The Country Houses of Shropshire

Author : Gareth Williams
Publisher : Boydell & Brewer
Page : 761 pages
File Size : 41,7 Mb
Release : 2021
Category : Architecture and society
ISBN : 9781783275397

Get Book

The Country Houses of Shropshire by Gareth Williams Pdf

A gazetteer of the many fine Shropshire country houses, which covers the architecture, the owners' family history, and the social and economic circumstances that affected them.

Sugar and Slavery

Author : Richard B. Sheridan
Publisher : Canoe Press (IL)
Page : 572 pages
File Size : 53,9 Mb
Release : 1994
Category : Business & Economics
ISBN : 9768125136

Get Book

Sugar and Slavery by Richard B. Sheridan Pdf

This book covers the changing preference of growing sugar rather than tobacco which had been the leading crop in the trans-Atlantic colonies. The Sugar Islands were Antigua, Barbados, St. Christopher, Dominica, and Cuba through Trinidad. Jamaica has been by far the major producer of sugar, but The Lesser Antilles had the advantage of a shorter sea trip to deliver produce and rum to the European Markets during the 18th and 19th Centuries.

White Cargo

Author : Don Jordan,Michael Walsh
Publisher : NYU Press
Page : 320 pages
File Size : 40,7 Mb
Release : 2008-03-08
Category : History
ISBN : 9780814742969

Get Book

White Cargo by Don Jordan,Michael Walsh Pdf

White Cargo is the forgotten story of the thousands of Britons who lived and died in bondage in Britain's American colonies. In the seventeenth and eighteenth centuries, more than 300,000 white people were shipped to America as slaves. Urchins were swept up from London's streets to labor in the tobacco fields, where life expectancy was no more than two years. Brothels were raided to provide "breeders" for Virginia. Hopeful migrants were duped into signing as indentured servants, unaware they would become personal property who could be bought, sold, and even gambled away. Transported convicts were paraded for sale like livestock. Drawing on letters crying for help, diaries, and court and government archives, Don Jordan and Michael Walsh demonstrate that the brutalities usually associated with black slavery alone were perpetrated on whites throughout British rule. The trade ended with American independence, but the British still tried to sell convicts in their former colonies, which prompted one of the most audacious plots in Anglo-American history. This is a saga of exploration and cruelty spanning 170 years that has been submerged under the overwhelming memory of black slavery. White Cargo brings the brutal, uncomfortable story to the surface.

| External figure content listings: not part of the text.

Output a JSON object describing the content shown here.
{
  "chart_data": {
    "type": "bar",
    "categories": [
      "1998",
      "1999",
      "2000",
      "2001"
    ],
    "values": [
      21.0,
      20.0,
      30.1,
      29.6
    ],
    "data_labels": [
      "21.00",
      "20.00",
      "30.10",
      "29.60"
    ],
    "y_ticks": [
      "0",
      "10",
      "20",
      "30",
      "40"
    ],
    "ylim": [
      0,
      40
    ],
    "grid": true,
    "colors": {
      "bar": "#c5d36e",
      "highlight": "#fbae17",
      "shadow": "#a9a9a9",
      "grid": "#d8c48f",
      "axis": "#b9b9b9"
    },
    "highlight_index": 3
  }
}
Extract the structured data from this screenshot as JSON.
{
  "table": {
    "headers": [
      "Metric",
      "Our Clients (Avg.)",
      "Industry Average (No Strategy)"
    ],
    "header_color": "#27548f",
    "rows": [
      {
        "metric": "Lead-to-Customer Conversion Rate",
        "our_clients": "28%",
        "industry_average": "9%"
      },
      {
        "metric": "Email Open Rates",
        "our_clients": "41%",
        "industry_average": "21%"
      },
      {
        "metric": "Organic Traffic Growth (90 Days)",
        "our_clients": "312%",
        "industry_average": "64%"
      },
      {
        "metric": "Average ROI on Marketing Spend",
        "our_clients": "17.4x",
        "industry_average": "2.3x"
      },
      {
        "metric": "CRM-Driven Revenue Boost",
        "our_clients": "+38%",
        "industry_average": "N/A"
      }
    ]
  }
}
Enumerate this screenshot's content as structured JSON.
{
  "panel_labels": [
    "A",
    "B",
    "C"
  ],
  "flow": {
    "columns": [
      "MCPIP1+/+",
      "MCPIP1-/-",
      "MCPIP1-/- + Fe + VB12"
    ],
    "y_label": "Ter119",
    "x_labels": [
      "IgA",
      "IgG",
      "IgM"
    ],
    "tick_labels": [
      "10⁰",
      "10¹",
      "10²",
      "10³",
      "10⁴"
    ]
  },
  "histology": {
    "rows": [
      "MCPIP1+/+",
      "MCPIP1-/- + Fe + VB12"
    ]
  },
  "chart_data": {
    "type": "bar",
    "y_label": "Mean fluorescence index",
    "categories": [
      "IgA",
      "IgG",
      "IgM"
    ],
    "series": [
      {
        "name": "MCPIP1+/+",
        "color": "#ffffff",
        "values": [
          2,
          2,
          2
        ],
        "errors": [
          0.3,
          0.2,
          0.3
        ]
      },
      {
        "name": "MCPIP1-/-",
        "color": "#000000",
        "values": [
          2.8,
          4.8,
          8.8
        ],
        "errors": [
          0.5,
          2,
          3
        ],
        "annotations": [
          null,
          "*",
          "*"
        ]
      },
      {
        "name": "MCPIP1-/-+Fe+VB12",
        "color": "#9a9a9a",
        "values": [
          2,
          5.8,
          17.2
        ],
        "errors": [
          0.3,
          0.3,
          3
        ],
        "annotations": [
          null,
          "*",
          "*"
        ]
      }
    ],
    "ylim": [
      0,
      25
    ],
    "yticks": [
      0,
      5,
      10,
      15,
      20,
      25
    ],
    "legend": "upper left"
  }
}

The First Black Slave Society

Author : Hilary Beckles
Publisher : Unknown
Page : 0 pages
File Size : 52,9 Mb
Release : 2016
Category : Barbadians
ISBN : 9766405859

Get Book

The First Black Slave Society by Hilary Beckles Pdf

Book describes the brutal Black slave society and plantation system of Barbados and explains how this slave chattel model was perfected by the British and exported to Jamaica and South Carolina for profit. There is special emphasis on the role of the concept of white supremacy in shaping social structure and economic relations that allowed slavery to continue. The book concludes with information on how slavery was finally outlawed in Barbados, in spite of white resistance.